Criatividade. Cura. Conhecimento. Tudo, dádivas do universo, bênçãos que
devolvem a vida ao outro ser humano, que também auxiliam uma pessoa a transpor
suas próprias provas. Ou seja, quando damos, nos tornamos instrumentos de
auxílio na jornada que o outro necessita para transpor as lições que lhe foram
deixadas pelo sistema familiar.
Dar é uma arte ativa e consciente: é necessário saber
quando, para quem e quanto dar. O ato de dar parte do coração, e não de uma
emoção de dor: desta forma, quando olhamos uma planta num terreno arenoso e
estéril, entendemos que o calor e a falta de umidade é o melhor que podemos dar
a ela. O dar leva em conta um contexto mais amplo, além da própria visão
individual que normalmente estamos condicionados a perceber.

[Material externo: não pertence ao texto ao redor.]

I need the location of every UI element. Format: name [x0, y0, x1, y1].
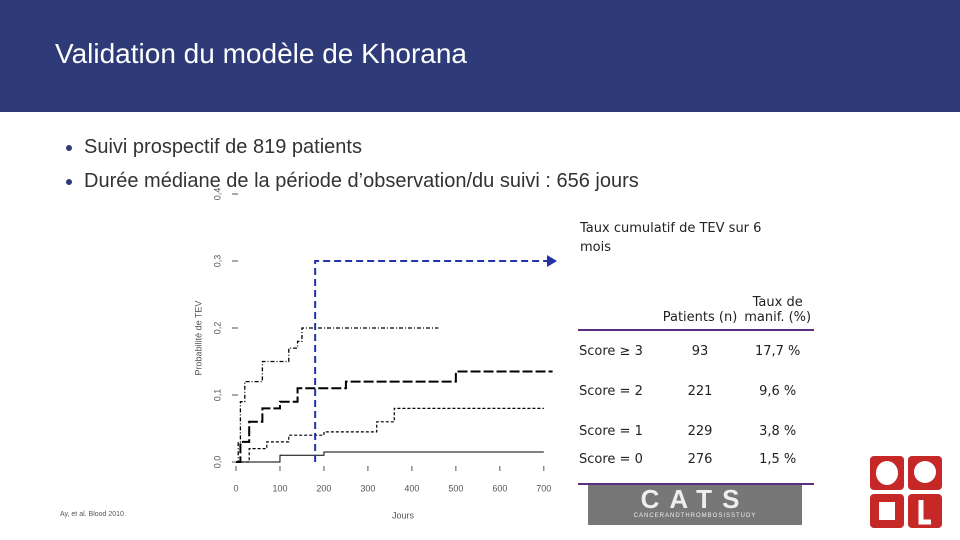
km-curve — [236, 451, 544, 463]
x-tick-label: 200 — [316, 483, 331, 493]
table-cell: 93 — [691, 343, 709, 359]
bullet-list: Suivi prospectif de 819 patients Durée m… — [52, 130, 639, 198]
km-curve — [236, 407, 544, 463]
table-cell: 221 — [687, 383, 713, 399]
header-cell — [578, 262, 659, 331]
y-tick-label: 0,2 — [212, 322, 222, 335]
logo: CATS CANCERANDTHROMBOSISSTUDY — [588, 485, 802, 525]
table-cell: 17,7 % — [754, 343, 801, 359]
y-tick-label: 0,4 — [212, 188, 222, 201]
y-tick-label: 0,0 — [212, 456, 222, 469]
reference-arrow — [547, 255, 557, 267]
table-cell: 3,8 % — [759, 423, 797, 439]
icon-shape — [876, 461, 898, 485]
citation: Ay, et al. Blood 2010. — [60, 511, 126, 518]
table-row: Score ≥ 3 93 17,7 % — [578, 330, 814, 371]
slide-title: Validation du modèle de Khorana — [55, 38, 468, 69]
x-tick-label: 400 — [404, 483, 419, 493]
organ-icons — [870, 456, 942, 528]
table-row: Score = 0 276 1,5 % — [578, 451, 814, 485]
table-cell: 276 — [658, 451, 742, 485]
table-cell: 9,6 % — [759, 383, 797, 399]
x-tick-label: 700 — [536, 483, 551, 493]
bullet: Durée médiane de la période d’observatio… — [84, 164, 639, 198]
icon-shape — [879, 502, 895, 520]
icon-shape — [918, 500, 931, 525]
x-tick-label: 300 — [360, 483, 375, 493]
x-tick-label: 100 — [272, 483, 287, 493]
table-cell: 1,5 % — [741, 451, 814, 485]
km-curve — [236, 370, 553, 463]
header-cell: Taux de manif. (%) — [741, 262, 814, 331]
bullet: Suivi prospectif de 819 patients — [84, 130, 639, 164]
table-row: Score = 1 229 3,8 % — [578, 411, 814, 451]
table: Patients (n) Taux de manif. (%) Score ≥ … — [578, 262, 814, 485]
y-tick-label: 0,1 — [212, 389, 222, 402]
header-bar: Validation du modèle de Khorana — [0, 0, 960, 112]
x-tick-label: 500 — [448, 483, 463, 493]
logo-name: CATS — [640, 484, 750, 514]
table-row: Score = 2 221 9,6 % — [578, 371, 814, 411]
x-tick-label: 600 — [492, 483, 507, 493]
reference-line — [314, 260, 549, 462]
table-cell: Score = 0 — [578, 451, 659, 485]
icon — [908, 494, 942, 528]
table-cell: Score ≥ 3 — [579, 343, 643, 359]
header-cell: Patients (n) — [658, 262, 742, 331]
km-curve — [236, 327, 439, 463]
logo-subtitle: CANCERANDTHROMBOSISSTUDY — [633, 513, 757, 519]
table-cell: Score = 1 — [579, 423, 643, 439]
table-cell: 229 — [687, 423, 713, 439]
annotation: Taux cumulatif de TEV sur 6 mois — [580, 221, 762, 255]
table-header: Patients (n) Taux de manif. (%) — [578, 262, 814, 331]
x-tick-label: 0 — [233, 483, 238, 493]
icon-shape — [914, 461, 936, 483]
x-axis-label: Jours — [392, 510, 415, 520]
table-cell: Score = 2 — [579, 383, 643, 399]
y-axis-label: Probabilité de TEV — [193, 301, 203, 376]
y-tick-label: 0,3 — [212, 255, 222, 268]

Mas nem sempre estamos em condições de dar. Às vezes,
fraquejamos. Somos derrubados pelas vicissitudes da vida. São os momentos em
que chegam as provas mais difíceis, onde vários dos nossos antepassados
sucumbiram. E não importa a aparente gravidade da situação ou não. Para uns,
uma prova difícil é encarar um câncer terminal. Para outros, buscar um novo
emprego. Ainda para outros, deixar uma relação afetiva complicada. Não sabemos
o que há por detrás destas situações, mas percebemos o quanto somos impotentes
para modificar nosso estado. O quanto nos esforçamos e parece que não melhora.
Talvez você tenha uma situação em sua vida onde, por mais que faça, não
consegue resolver. Você terá realmente que fazer todos e os seus melhores
esforços. E mesmo assim, não alcançar os resultados desejados. Este é o momento
de se abrir para receber.
Se dar é uma arte ativa e consciente, receber é um estado
passivo, de consciente impotência e sutil esperança. Saber receber é também um
ato profundo de humildade. E não estou dizendo cara de coitadinho, voz baixa e
olhar tristonho. Saber receber requer força. Enorme força, onde nossa mente irá
reconhecer sua total impotência para resolver uma questão. Aquela questão que
mais lhe atormenta. E então, ela se entrega. Vejo pessoas lutando anos e anos
contra determinada situação, mas sempre diz: ainda vou vencer! Esta pessoa não
está espiritualmente aberta para o aprendizado, porque está combatendo a lição.
Ela olha a prova com raiva e querendo eliminá-la. Mas na escola da vida, o
supremo professor enviará a mesma prova diversas vezes, vidas e vidas, gerações
e gerações, se for necessário. Alguém da família precisará olhar para a prova,
com amor, sem combate. Com a esperança de paz.
E chega o momento. Você resolve olhar. Passivamente.
Humildemente. Após ter feito todos os melhores esforços. Sem resultados. Ok,
você está pronto para receber. E assim, Deus envia alguém. Um amigo. Um irmão.
Pronto para dar.
E assim a grande dança do universo, a purificação do
espírito, vai ocorrendo. Ora dando, ora recebendo. Ora ativo, ora passivo.
Aprendendo a olhar com gratidão e reverência a alegria e o sofrimento.